So the code mentioned on the topic line causes segmentation fault with Qt 4.8.3 & gcc 4.7.2
This is at outside of any classes/structs at .cpp-file and works with gcc 4.4
const QList<int> warnings = QList<int>() << 0 << 3 << 7;
Traces gives these two hints:
__do_global_ctors()
__static_initialization_and_destruction_0
So it seems that "warning" is not yet available when its inserting latter list into it.
Works with 4.7.2 if i change it into this:
global scope: QList< int> warnings;
This is inisde some function:
warnings = QList<int>() << 0 << 3;
I'm wondering why this happens?
Edit:
I guess i clipped a bit too much stuff out from my question originally, but warnings is supposed to be const at file scope (.cpp-file) for holding bunch enums.

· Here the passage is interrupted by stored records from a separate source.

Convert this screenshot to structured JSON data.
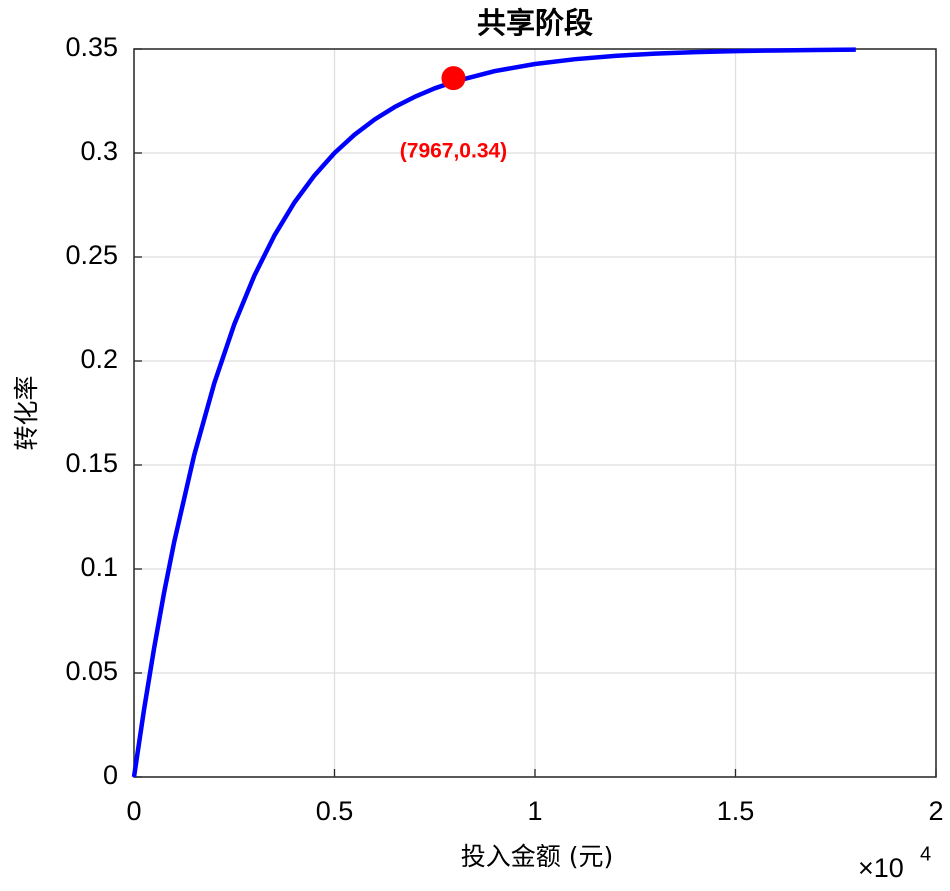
{
  "chart_data": {
    "type": "line",
    "title": "共享阶段",
    "x_label": "投入金额 (元)",
    "y_label": "转化率",
    "x_exponent_base": "×10",
    "x_exponent": "4",
    "xlim": [
      0,
      20000
    ],
    "ylim": [
      0,
      0.35
    ],
    "xticks": [
      0,
      {
        "value": 5000,
        "label": "0.5"
      },
      {
        "value": 10000,
        "label": "1"
      },
      {
        "value": 15000,
        "label": "1.5"
      },
      {
        "value": 20000,
        "label": "2"
      }
    ],
    "yticks": [
      0,
      0.05,
      0.1,
      0.15,
      0.2,
      0.25,
      0.3,
      0.35
    ],
    "grid": true,
    "series": [
      {
        "type": "line",
        "color": "#0000ff",
        "x": [
          0,
          250,
          500,
          750,
          1000,
          1500,
          2000,
          2500,
          3000,
          3500,
          4000,
          4500,
          5000,
          5500,
          6000,
          6500,
          7000,
          7500,
          8000,
          9000,
          10000,
          11000,
          12000,
          13000,
          14000,
          15000,
          16000,
          17000,
          18000
        ],
        "values": [
          0,
          0.0324,
          0.0618,
          0.0886,
          0.1128,
          0.1547,
          0.1892,
          0.2176,
          0.241,
          0.2603,
          0.2762,
          0.2892,
          0.3,
          0.3088,
          0.3161,
          0.3221,
          0.327,
          0.3311,
          0.3344,
          0.3394,
          0.3428,
          0.3451,
          0.3467,
          0.3478,
          0.3485,
          0.349,
          0.3493,
          0.3495,
          0.3497
        ]
      },
      {
        "type": "scatter",
        "color": "#ff0000",
        "x": [
          7967
        ],
        "values": [
          0.336
        ],
        "value_labels": [
          "(7967,0.34)"
        ]
      }
    ]
  }
}
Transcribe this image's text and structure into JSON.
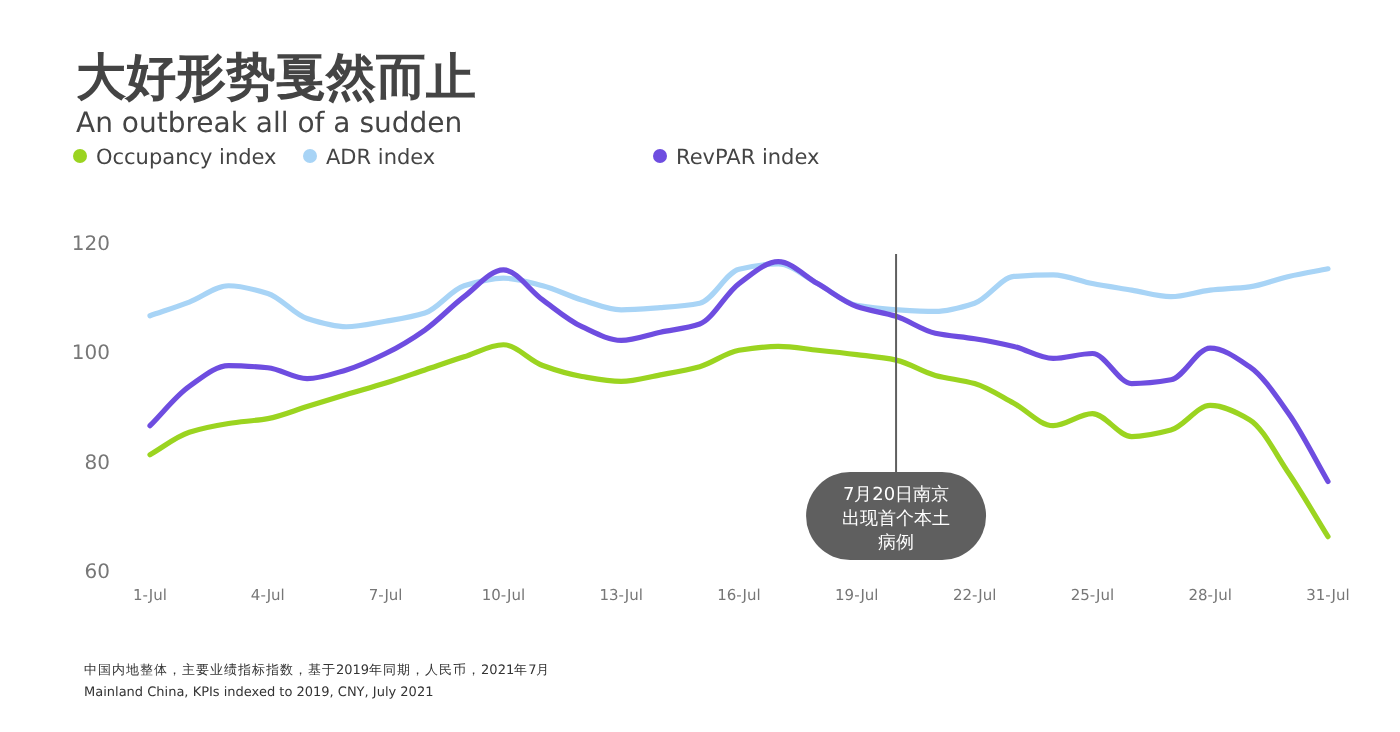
{
  "chart_data": {
    "type": "line",
    "title": "大好形势戛然而止",
    "subtitle": "An outbreak all of a sudden",
    "x": [
      "--07-01",
      "--07-02",
      "--07-03",
      "--07-04",
      "--07-05",
      "--07-06",
      "--07-07",
      "--07-08",
      "--07-09",
      "--07-10",
      "--07-11",
      "--07-12",
      "--07-13",
      "--07-14",
      "--07-15",
      "--07-16",
      "--07-17",
      "--07-18",
      "--07-19",
      "--07-20",
      "--07-21",
      "--07-22",
      "--07-23",
      "--07-24",
      "--07-25",
      "--07-26",
      "--07-27",
      "--07-28",
      "--07-29",
      "--07-30",
      "--07-31"
    ],
    "xlim": [
      "--07-01",
      "--07-31"
    ],
    "xticks": [
      {
        "value": "--07-01",
        "label": "1-Jul"
      },
      {
        "value": "--07-04",
        "label": "4-Jul"
      },
      {
        "value": "--07-07",
        "label": "7-Jul"
      },
      {
        "value": "--07-10",
        "label": "10-Jul"
      },
      {
        "value": "--07-13",
        "label": "13-Jul"
      },
      {
        "value": "--07-16",
        "label": "16-Jul"
      },
      {
        "value": "--07-19",
        "label": "19-Jul"
      },
      {
        "value": "--07-22",
        "label": "22-Jul"
      },
      {
        "value": "--07-25",
        "label": "25-Jul"
      },
      {
        "value": "--07-28",
        "label": "28-Jul"
      },
      {
        "value": "--07-31",
        "label": "31-Jul"
      }
    ],
    "ylim": [
      60,
      120
    ],
    "yticks": [
      60,
      80,
      100,
      120
    ],
    "grid": false,
    "legend": "top left",
    "marker": "none",
    "line_style": "solid",
    "series": [
      {
        "name": "Occupancy index",
        "color": "#9bd420",
        "values": [
          81.1,
          85.2,
          86.8,
          87.7,
          89.9,
          92.1,
          94.2,
          96.6,
          99,
          101.2,
          97.4,
          95.4,
          94.5,
          95.7,
          97.2,
          100.2,
          100.9,
          100.2,
          99.4,
          98.4,
          95.6,
          94.1,
          90.5,
          86.4,
          88.6,
          84.4,
          85.6,
          90.1,
          87.5,
          77.7,
          66.1
        ]
      },
      {
        "name": "ADR index",
        "color": "#a8d4f6",
        "values": [
          106.5,
          109,
          112,
          110.6,
          106,
          104.5,
          105.5,
          107,
          112,
          113.4,
          112,
          109.4,
          107.6,
          108,
          108.8,
          115,
          116,
          112.4,
          108.4,
          107.6,
          107.3,
          108.8,
          113.7,
          114,
          112.4,
          111.2,
          110,
          111.2,
          111.8,
          113.7,
          115.1
        ]
      },
      {
        "name": "RevPAR index",
        "color": "#6e4de0",
        "values": [
          86.4,
          93.6,
          97.4,
          97,
          95,
          96.6,
          99.6,
          103.9,
          110,
          114.9,
          109.4,
          104.5,
          102,
          103.5,
          105,
          112.4,
          116.4,
          112.4,
          108.2,
          106.4,
          103.3,
          102.3,
          100.9,
          98.7,
          99.6,
          94.1,
          94.8,
          100.6,
          97.2,
          88.6,
          76.2
        ]
      }
    ],
    "ref_lines": [
      {
        "axis": "x",
        "value": "--07-20",
        "label": "7月20日南京出现首个本土病例",
        "color": "#5f5f5f"
      }
    ],
    "annotations": [
      "中国内地整体，主要业绩指标指数，基于2019年同期，人民币，2021年7月",
      "Mainland China, KPIs indexed to 2019, CNY, July 2021"
    ]
  }
}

My psychic debugging powers tell me that the line in question exists at global/file scope, not at class/function scope. Thus your line may be called at any point during static initialization. With your old gcc it just so happened that QT was initialized before your line was called. With the new gcc it reordered (perfectly legal) the static init to call your function first, before QT was ready to create objects and insert into them.
The solution is to hold off on creating that QList
until after main
starts. Using pointers or static local objects are two common implementations.